On the highway to LA, we talk about our favorite parts of the trip. I say I liked eating boudin and crawfish etouffe in New Orleans, and hanging out with Frenchy in Austin. I liked the cranes, the flock of White Pelicans we saw in Louisiana, the Loggerhead Shrike. I liked seeing the waterless places, and the caverns. But who am I fooling? I liked it all. "What was your favorite thing?"
"I liked the things that went wrong," Micah says. "You know me. When stuff goes right, it's boring."
I know vacation is finally over when I have to drop Micah off with his grandparents in Los Angeles. This part is hard for me. Constantly moving around gives me a certain kind of freedom, but it also means that I am in a perpetual state of saying goodbye to people.
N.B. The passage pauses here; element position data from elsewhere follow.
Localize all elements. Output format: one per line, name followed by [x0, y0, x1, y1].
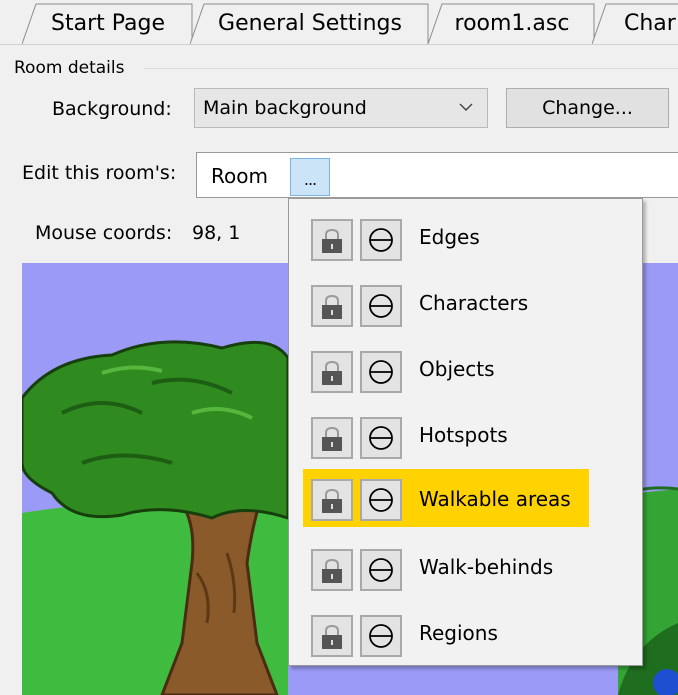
menu-item-label: Objects — [419, 357, 495, 381]
visibility-icon[interactable] — [360, 219, 402, 261]
menu-item-objects[interactable]: Objects — [303, 343, 589, 397]
menu-item-label: Characters — [419, 291, 529, 315]
tab-label: Char: — [624, 11, 678, 36]
menu-item-label: Regions — [419, 621, 498, 645]
edit-room-field[interactable]: Room — [196, 152, 678, 198]
visibility-icon[interactable] — [360, 615, 402, 657]
group-divider — [144, 68, 678, 69]
tab-room1-asc[interactable]: room1.asc — [428, 3, 596, 44]
lock-icon[interactable] — [311, 351, 353, 393]
background-select[interactable]: Main background — [194, 88, 488, 128]
menu-item-regions[interactable]: Regions — [303, 607, 589, 661]
menu-item-label: Edges — [419, 225, 480, 249]
document-tab-bar: Start Page General Settings room1.asc Ch… — [0, 0, 678, 45]
visibility-icon[interactable] — [360, 417, 402, 459]
lock-icon[interactable] — [311, 219, 353, 261]
visibility-icon[interactable] — [360, 351, 402, 393]
tab-label: room1.asc — [454, 11, 570, 36]
mouse-coords-label: Mouse coords: — [35, 222, 173, 244]
edit-room-label: Edit this room's: — [22, 162, 177, 184]
lock-icon[interactable] — [311, 479, 353, 521]
menu-item-characters[interactable]: Characters — [303, 277, 589, 331]
visibility-icon[interactable] — [360, 549, 402, 591]
menu-item-label: Walkable areas — [419, 487, 571, 511]
background-select-value: Main background — [203, 97, 367, 119]
menu-item-hotspots[interactable]: Hotspots — [303, 409, 589, 463]
visibility-icon[interactable] — [360, 285, 402, 327]
menu-item-label: Walk-behinds — [419, 555, 554, 579]
tab-general-settings[interactable]: General Settings — [190, 3, 430, 44]
mouse-coords-value: 98, 1 — [192, 222, 241, 244]
change-background-button[interactable]: Change... — [506, 88, 669, 128]
menu-item-label: Hotspots — [419, 423, 508, 447]
chevron-down-icon — [459, 103, 473, 111]
lock-icon[interactable] — [311, 549, 353, 591]
background-label: Background: — [52, 98, 172, 120]
tab-label: General Settings — [218, 11, 402, 36]
menu-item-walkable-areas[interactable]: Walkable areas — [303, 469, 589, 527]
visibility-icon[interactable] — [360, 479, 402, 521]
lock-icon[interactable] — [311, 615, 353, 657]
lock-icon[interactable] — [311, 285, 353, 327]
layer-popup-menu: Edges Characters Objects Hotspots Walkab… — [288, 198, 643, 666]
edit-room-value: Room — [211, 164, 268, 188]
tab-start-page[interactable]: Start Page — [22, 3, 194, 44]
lock-icon[interactable] — [311, 417, 353, 459]
layer-menu-button[interactable]: ... — [290, 158, 330, 196]
menu-item-walk-behinds[interactable]: Walk-behinds — [303, 541, 589, 595]
tab-characters[interactable]: Char: — [592, 3, 678, 44]
tab-label: Start Page — [51, 11, 165, 36]
menu-item-edges[interactable]: Edges — [303, 211, 589, 265]
room-details-title: Room details — [14, 58, 125, 78]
Kidnapping might be an option here, but only if I want to end my vacations like Micah does. We disentangle his belongings from mine. "If you find anything more of my stuff," Micah says, "burn it and laugh."
I continue on up the California coastline for some hours. The full moon floats up over the cliffs, lighting the ocean to the left of me in choppy sparkles. I turn a corner, and the moon dips behind the mountains. Another corner, and the moon appears in an unexpected part of the sky.
The water jug in the passenger seat says nothing. It cannot read maps. It does not make screwy facial expressions with its restive nostrils. It does not tell me jokes about clowns and cannibals. I feel as though I got a puppy for Christmas and then had to give it back a week later.
I stop for the night, somewhere.
I think about sending Micah an email with subject line: "Wanted: Navigator" that reads, "I am lost without you." But although I do not know where I am any better than I might hit my location on a map of California with a dart while blindfolded, it is only in the most literal sense that I don't know where I am. I make up a map like the one Micah pulled out when we were stranded in Texas without gas, and get on with mentally preparing for whatever the future holds for me.
Maybe it's a dog.
Music: Long Gone Lonesome Blues, Hank Williams Sr.